Currently, despite going from the ultimate financial crises, the inflow of foreign funds are surging in Pakistan. Pakistan has witnessed an exceptional influx of foreign money this year. Global businessmen purchased 1-year bonds worth $642 million in November alone.
Plus, that is anticipated to reach around $3 billion by the end of the financial year. High-interest rates and guarantees of economic reform are luring foreign investors.

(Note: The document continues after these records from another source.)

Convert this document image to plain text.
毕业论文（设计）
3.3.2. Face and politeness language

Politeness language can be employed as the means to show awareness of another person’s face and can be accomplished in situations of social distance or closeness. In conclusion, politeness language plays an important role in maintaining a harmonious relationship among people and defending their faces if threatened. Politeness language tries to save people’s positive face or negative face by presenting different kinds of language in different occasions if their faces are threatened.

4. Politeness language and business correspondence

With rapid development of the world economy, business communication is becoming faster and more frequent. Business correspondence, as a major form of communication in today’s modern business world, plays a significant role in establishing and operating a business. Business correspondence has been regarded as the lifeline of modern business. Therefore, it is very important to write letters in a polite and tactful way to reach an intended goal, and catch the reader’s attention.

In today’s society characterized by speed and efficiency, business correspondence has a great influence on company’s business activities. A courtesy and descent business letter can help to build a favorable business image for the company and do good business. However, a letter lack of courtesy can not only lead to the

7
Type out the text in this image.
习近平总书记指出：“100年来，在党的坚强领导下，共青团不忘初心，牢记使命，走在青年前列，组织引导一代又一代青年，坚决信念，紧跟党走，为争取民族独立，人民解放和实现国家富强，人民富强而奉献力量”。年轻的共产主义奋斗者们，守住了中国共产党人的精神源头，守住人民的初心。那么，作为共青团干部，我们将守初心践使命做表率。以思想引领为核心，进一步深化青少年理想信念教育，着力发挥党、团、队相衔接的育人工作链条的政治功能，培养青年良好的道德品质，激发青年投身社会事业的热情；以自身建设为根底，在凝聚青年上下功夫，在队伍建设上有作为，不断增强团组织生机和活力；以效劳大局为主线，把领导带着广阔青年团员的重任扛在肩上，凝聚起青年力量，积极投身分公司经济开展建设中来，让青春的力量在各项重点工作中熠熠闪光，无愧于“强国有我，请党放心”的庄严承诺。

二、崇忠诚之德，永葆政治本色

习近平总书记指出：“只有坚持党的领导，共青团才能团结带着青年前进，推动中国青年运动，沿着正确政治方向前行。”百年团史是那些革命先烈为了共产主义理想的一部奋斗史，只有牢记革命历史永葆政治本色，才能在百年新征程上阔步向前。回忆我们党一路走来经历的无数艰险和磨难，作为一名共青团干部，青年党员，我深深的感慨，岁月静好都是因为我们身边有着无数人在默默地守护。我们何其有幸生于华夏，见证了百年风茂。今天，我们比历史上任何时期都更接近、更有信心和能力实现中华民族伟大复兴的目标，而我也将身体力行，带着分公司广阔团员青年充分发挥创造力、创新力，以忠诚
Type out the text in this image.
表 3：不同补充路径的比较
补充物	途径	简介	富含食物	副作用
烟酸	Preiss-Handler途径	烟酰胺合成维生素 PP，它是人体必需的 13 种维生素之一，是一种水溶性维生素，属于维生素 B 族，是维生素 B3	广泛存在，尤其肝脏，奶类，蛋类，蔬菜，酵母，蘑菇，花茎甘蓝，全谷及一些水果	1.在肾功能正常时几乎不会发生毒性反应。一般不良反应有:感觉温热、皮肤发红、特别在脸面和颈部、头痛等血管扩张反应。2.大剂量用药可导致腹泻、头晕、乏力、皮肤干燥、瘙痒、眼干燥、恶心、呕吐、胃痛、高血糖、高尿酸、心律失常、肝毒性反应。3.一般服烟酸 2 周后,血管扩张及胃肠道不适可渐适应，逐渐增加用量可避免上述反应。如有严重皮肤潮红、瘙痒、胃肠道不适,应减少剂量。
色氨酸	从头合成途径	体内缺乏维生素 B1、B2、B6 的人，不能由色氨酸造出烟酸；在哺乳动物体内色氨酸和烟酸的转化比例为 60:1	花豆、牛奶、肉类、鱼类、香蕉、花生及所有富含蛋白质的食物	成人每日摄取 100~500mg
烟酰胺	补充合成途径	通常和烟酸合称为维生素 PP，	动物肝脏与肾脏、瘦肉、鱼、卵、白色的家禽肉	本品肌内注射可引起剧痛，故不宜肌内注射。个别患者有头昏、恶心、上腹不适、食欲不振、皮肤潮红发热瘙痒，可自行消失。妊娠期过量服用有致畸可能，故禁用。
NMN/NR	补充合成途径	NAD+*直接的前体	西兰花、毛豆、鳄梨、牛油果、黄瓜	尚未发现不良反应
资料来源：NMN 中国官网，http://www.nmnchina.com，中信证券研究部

Foreign direct investment (FDI) rose 200 percent
According to the financial adviser to Prime Minister Imran Khan, Abdul Hafeez Shaikh, foreign direct investment (FDI) rose 200 percent in the first half of 2019. Besides, stocks have also surged, with the central Karachi stock index risen by 13percent over the past month. This made Karachi Stock Exchange the best-performing stock exchange of the 94 tracked by Bloomberg.
Charles Robertson from Renaissance Capital told Deutsche Welle, “A double-digit yield on a cheap currency is a good value trade in itself. I would recommend investors keep buying Pakistan while it offers double-digit interest rates.”
Robertson continued that even central bank percentage cuts of a few per cent would still make Pakistan attractive.
“The current policy choices of Pakistan offer the country the best chance of getting onto a sustainable growth path. Borrowing costs are lower thanks to foreign investors buying government debt.”
Central bank data revealed that of 1-year papers bought in November, 55 per cent were from the United Kingdom and 44 per cent from the United States. Moreover, Habib Bank CEO Muhammad Aurangzeb stated that Pakistan intends to issue $1 billion worth of ‘Panda bonds’ in the first fraction of 2020 in the Chinese market for the first time in yuan.
A Panda bond is a Chinese renminbi-denominated bond from a non-Chinese distributed, traded in China. Earlier, Pakistan performed satisfactorily in IMF report. Along with that Pakistan is strictly fighting against all odd that deter foreign direct investment (FDI) in the country.
Recently, Pakistan submitted its report to FATF, requesting it to grant Pakistan more months. Earlier, Pakistan effectively worked on FATF guidance and improved her situation on war-footings.
Similarly, Moody’s report praised Pakistan. Moody’s Investors Service upgraded Pakistan’s credit rating outlook to stable. Moreover, the report stated about Pakistan’s relatively comprehensive economy and powerful growth potential.
Pakistan owing to war on terror has lost billions in and fell prey to the heinous layer of terrorism. Further, this hindered foreign direct investment (FDI) in the country. The political turmoil, energy crises, along with ineffective government policies deterred foreign inflows. However, the situation is improving now.
Nevertheless, Pakistan needs further strengthening of government institutions, primarily bureaucracy. The government needs to reform the bureaucratic structure as bureaucracy is solely responsible for executing policies. Making bureaucracy free of political influence would definitely serve the purpose.
To conclude, last month, Pakistan secured another tranche from the IMF, further soaring economy. The influx of foreign investment would significantly impact Pakistan in the long run.